The days of the lunchroom peanut butter and jelly sandwich may be numbered as more and more Americans identify and contend with their food allergies, and those who live with them make food choices to mitigate that risk.

Massive Consumer Base for Allergen-Free Foods

Food allergen-free products have a large built-in customer base: there are 85 million American consumers that avoid purchasing a product containing one of the nine major food allergens because either they or a member of their household is either allergic or intolerant, according to Lisa Gable, CEO of Food Allergy Research & Education (FARE).

On a recent episode of The Food Institute Podcast, Gable reframed the total to better showcase how widespread food allergies are. “When we brought forward that we have 85 million Americans — one in four — that really brought it home to a lot of people that did not recognize the magnitude of the problem,” she said.

Although sesame was added to the ranks of “The Big 8” food allergens following the passing of the FASTER Act, Gable noted those nine represented just the tip of the iceberg when it came to food allergens.

“The eight allergens make up over 90% of all documented food allergies, but there are more than 160 foods that have been identified to cause allergies to sensitive individuals,” she said, indicating room for growth in specific free-from foods.

Personal Stakes for Allergen-Free Foods

Denise Woodard, CEO and founder of Partake Foods, has a personal stake in the development of her company: her daughter Vivienne had a near-death experience after eating a food she was allergic to.

Woodard detailed the experience on The Food Institute Podcast, saying that she had not spent a lot of time thinking about food allergens before the event with her daughter.

“It was that trial by fire experience that really showed me the true severity of food allergies and really made me think about the implications that food allergies have on parents’ lives, on kids who experience them, and also the adults who are managing them,” she said.

Woodard noted many kids want to just fit in, especially for those with food allergens. Food is central to many events, and she didn’t want her daughter to feel like she was missing out as she grew up. This influenced her decisions with Partake, which she notes was designed to be accessible to all consumers.

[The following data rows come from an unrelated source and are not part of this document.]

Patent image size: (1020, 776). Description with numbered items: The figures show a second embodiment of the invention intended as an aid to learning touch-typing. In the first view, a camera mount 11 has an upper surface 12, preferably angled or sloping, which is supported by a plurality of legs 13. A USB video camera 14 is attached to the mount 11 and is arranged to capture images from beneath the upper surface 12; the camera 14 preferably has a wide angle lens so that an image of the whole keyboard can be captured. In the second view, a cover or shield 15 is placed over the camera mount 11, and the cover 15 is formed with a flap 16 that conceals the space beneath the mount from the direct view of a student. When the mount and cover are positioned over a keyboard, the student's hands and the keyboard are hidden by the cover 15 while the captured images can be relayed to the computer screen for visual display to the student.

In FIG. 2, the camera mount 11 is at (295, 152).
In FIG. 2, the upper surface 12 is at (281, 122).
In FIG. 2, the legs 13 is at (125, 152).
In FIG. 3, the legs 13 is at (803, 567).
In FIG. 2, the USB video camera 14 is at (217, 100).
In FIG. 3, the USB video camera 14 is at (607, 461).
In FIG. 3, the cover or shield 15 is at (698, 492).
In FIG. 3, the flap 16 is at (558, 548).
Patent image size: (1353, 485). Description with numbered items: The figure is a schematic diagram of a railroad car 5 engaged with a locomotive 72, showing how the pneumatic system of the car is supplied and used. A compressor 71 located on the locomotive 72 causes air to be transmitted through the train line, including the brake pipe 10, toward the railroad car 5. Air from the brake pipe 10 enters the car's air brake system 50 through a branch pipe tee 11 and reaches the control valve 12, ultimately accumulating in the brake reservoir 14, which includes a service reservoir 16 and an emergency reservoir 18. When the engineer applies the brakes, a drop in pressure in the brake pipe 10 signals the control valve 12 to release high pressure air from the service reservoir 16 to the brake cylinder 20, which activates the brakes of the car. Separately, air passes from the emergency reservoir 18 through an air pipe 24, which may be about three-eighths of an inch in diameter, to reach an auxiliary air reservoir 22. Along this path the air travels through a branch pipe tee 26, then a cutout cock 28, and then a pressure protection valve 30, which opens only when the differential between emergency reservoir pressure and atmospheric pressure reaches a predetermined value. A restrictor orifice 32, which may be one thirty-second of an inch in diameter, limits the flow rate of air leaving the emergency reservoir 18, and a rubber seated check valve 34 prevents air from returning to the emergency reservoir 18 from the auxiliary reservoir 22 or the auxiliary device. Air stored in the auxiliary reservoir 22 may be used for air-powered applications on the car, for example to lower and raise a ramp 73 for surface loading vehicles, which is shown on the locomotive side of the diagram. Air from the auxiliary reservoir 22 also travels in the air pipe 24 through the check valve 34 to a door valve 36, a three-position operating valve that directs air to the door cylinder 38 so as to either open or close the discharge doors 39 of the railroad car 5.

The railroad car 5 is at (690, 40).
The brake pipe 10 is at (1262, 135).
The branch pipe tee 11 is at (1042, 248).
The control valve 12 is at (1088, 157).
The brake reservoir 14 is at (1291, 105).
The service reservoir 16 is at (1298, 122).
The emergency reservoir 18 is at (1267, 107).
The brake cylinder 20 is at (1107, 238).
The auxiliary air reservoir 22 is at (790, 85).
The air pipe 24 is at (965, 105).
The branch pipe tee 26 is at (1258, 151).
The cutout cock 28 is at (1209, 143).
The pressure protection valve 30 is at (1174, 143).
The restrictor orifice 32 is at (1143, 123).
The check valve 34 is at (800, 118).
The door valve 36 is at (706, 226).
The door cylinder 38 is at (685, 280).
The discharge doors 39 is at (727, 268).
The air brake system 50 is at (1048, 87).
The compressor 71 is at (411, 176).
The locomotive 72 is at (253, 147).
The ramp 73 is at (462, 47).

A Growing Category in the Food Industry

Allergen-free foods seem to be primed for growth, according to a variety of research groups.

Future Market Insights noted the market for allergen-free foods could grow at a 9% CAGR between 2020 and 2030, with the global market estimated to have reached $31 billion by the end of 2020. This number would be a 4% higher growth rate when compared to the overall food and beverage sector.

Additionally, ResearchAndMarkets argued the market for testing of food allergens was expected to grow 6.8% between 2020 and 2025, indicating increased consumer interest in food allergens overall, and food allergen-free foods in particular.

“A large market exists for allergen-free, gluten-free, and lactose-free foods. The food companies have seen growth in the area of peanut-free and other school lunch-friendly items that protect allergic individuals and provide a trusted source of safe food,” the report read.